I’d been hearing such good things about The Cactus by Sarah Haywood that I broke my own self-imposed Netgalley ban and successfully requested a copy of the book, only to discover when I was sorting out some unread books from my TBR that lovely Alice Herbert at John Murrays and Two Roads Books had already sent me a beautiful hard backed copy a year ago and I had bought another copy when it came out in paperback! Consequently, I thought it was about time I got round to reading The Cactus and reviewing it.
The Cactus is available for purchase here.
It’s never too late to bloom … People aren’t sure what to make of Susan Green – family and colleagues find her prickly and hard to understand, but Susan makes perfect sense to herself.

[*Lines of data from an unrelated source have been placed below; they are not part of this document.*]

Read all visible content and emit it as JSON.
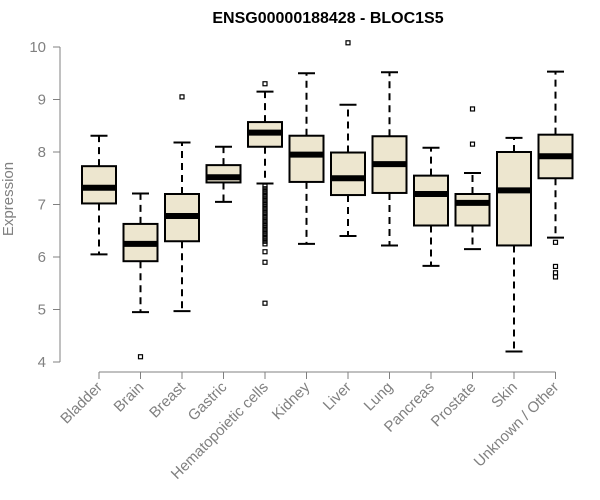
{
  "chart_data": {
    "type": "box",
    "title": "ENSG00000188428 - BLOC1S5",
    "ylabel": "Expression",
    "ylim": [
      4,
      10
    ],
    "yticks": [
      4,
      5,
      6,
      7,
      8,
      9,
      10
    ],
    "grid": false,
    "colors": {
      "box_fill": "#ede6cf",
      "stroke": "#000000",
      "axis": "#808080"
    },
    "categories": [
      "Bladder",
      "Brain",
      "Breast",
      "Gastric",
      "Hematopoietic cells",
      "Kidney",
      "Liver",
      "Lung",
      "Pancreas",
      "Prostate",
      "Skin",
      "Unknown / Other"
    ],
    "boxes": [
      {
        "category": "Bladder",
        "whisker_low": 6.05,
        "q1": 7.02,
        "median": 7.32,
        "q3": 7.73,
        "whisker_high": 8.31,
        "outliers": []
      },
      {
        "category": "Brain",
        "whisker_low": 4.95,
        "q1": 5.92,
        "median": 6.25,
        "q3": 6.63,
        "whisker_high": 7.21,
        "outliers": [
          4.1
        ]
      },
      {
        "category": "Breast",
        "whisker_low": 4.97,
        "q1": 6.3,
        "median": 6.78,
        "q3": 7.2,
        "whisker_high": 8.18,
        "outliers": [
          9.05
        ]
      },
      {
        "category": "Gastric",
        "whisker_low": 7.05,
        "q1": 7.42,
        "median": 7.52,
        "q3": 7.75,
        "whisker_high": 8.1,
        "outliers": []
      },
      {
        "category": "Hematopoietic cells",
        "whisker_low": 7.4,
        "q1": 8.1,
        "median": 8.37,
        "q3": 8.57,
        "whisker_high": 9.15,
        "outliers": [
          9.3,
          7.35,
          7.3,
          7.25,
          7.2,
          7.15,
          7.1,
          7.05,
          7.0,
          6.95,
          6.9,
          6.85,
          6.8,
          6.75,
          6.7,
          6.65,
          6.6,
          6.55,
          6.5,
          6.45,
          6.4,
          6.35,
          6.3,
          6.25,
          6.1,
          5.9,
          5.12
        ]
      },
      {
        "category": "Kidney",
        "whisker_low": 6.25,
        "q1": 7.43,
        "median": 7.95,
        "q3": 8.31,
        "whisker_high": 9.5,
        "outliers": []
      },
      {
        "category": "Liver",
        "whisker_low": 6.4,
        "q1": 7.18,
        "median": 7.5,
        "q3": 7.99,
        "whisker_high": 8.9,
        "outliers": [
          10.08
        ]
      },
      {
        "category": "Lung",
        "whisker_low": 6.22,
        "q1": 7.22,
        "median": 7.77,
        "q3": 8.3,
        "whisker_high": 9.52,
        "outliers": []
      },
      {
        "category": "Pancreas",
        "whisker_low": 5.83,
        "q1": 6.6,
        "median": 7.2,
        "q3": 7.55,
        "whisker_high": 8.08,
        "outliers": []
      },
      {
        "category": "Prostate",
        "whisker_low": 6.15,
        "q1": 6.6,
        "median": 7.03,
        "q3": 7.2,
        "whisker_high": 7.6,
        "outliers": [
          8.82,
          8.15
        ]
      },
      {
        "category": "Skin",
        "whisker_low": 4.2,
        "q1": 6.22,
        "median": 7.27,
        "q3": 8.0,
        "whisker_high": 8.27,
        "outliers": []
      },
      {
        "category": "Unknown / Other",
        "whisker_low": 6.37,
        "q1": 7.5,
        "median": 7.92,
        "q3": 8.33,
        "whisker_high": 9.53,
        "outliers": [
          6.28,
          5.82,
          5.7,
          5.62
        ]
      }
    ]
  }
}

Age 45, she thinks her life is perfect, as long as she avoids her feckless brother, Edward – a safe distance away in Birmingham. She has a London flat which is ideal for one; a job that suits her passion for logic; and a personal arrangement providing cultural and other, more intimate, benefits.
Yet suddenly faced with the loss of her mother and, implausibly, with the possibility of becoming a mother herself, Susan’s greatest fear is being realised: she is losing control. And things can only get worse … at least in Susan’s eyes.
My Review of The Cactus
Susan enjoys life on her own controlling terms, but life has a habit of misbehaving.
I so enjoyed The Cactus because every word I read could have been spoken by someone I know well. As a result, The Cactus made me grin inanely the whole time I was reading – or rather, listening to what Susan had to say, as it seemed as if she were speaking directly to me in conversation. I found it very funny and, ultimately, quite moving too.
The Cactus is a brilliantly ascerbic insight into Susan’s life told with the wit and intelligence of a modern Jane Austen in Sarah Haywood’s writing. I thought it was so entertaining. Cleverly plotted, in The Cactus Susan has to learn that life may not always conform to her stringent, and to her, perfectly logical, demands. She cannot simply rearrange things for the best possible outcome as she might the cacti on her desk. The analogy between her personality and the cacti was so perfect. I didn’t much like the prickly, forthright, and occasionally vindictive Susan initially even if I found myself agreeing with her more often than I might like to admit, but the more she ‘spoke’ to me, the more I came to love her. And I genuinely do find it difficult to think of Susan as a character in a fiction and not a real person. She’s such a striking and vivid individual. I actually felt quite envious of her at times. I’d love some of that unwavering confidence in her own self-worth and rightness that she displays in the early part of the story. Indeed, it is evidence of the quality of Sarah Haywood’s writing that I didn’t like her protagonist at all to begin with but I couldn’t stop reading about her. I felt compelled to find out what happened to Susan.
The plot of this novel is so believable so that the themes of identity, relationships, nature and nurture, belonging and isolation in The Cactus elevate it from an amusing and entertaining read to a book that also shines a light on what makes us who we are. Along with cacti, Sarah Heywood illustrates that people also have the ability to thrive and bloom given the right conditions.
I suspect Susan’s character will divide readers of The Cactus, but I thought she was brilliantly depicted, utterly believable and I adored meeting her through Sarah Heyward’s adept and accomplished writing. I really recommend The Cactus.
About Sarah Haywood
Sarah Haywood was born in Birmingham. After studying Law, she worked in London and Birkenhead as a solicitor, in Toxteth as an advice worker, and in Manchester as an investigator of complaints about lawyers. She has an MA in Creative Writing from Manchester Metropolitan University, and lives in Liverpool with her husband, two sons and two ginger cats.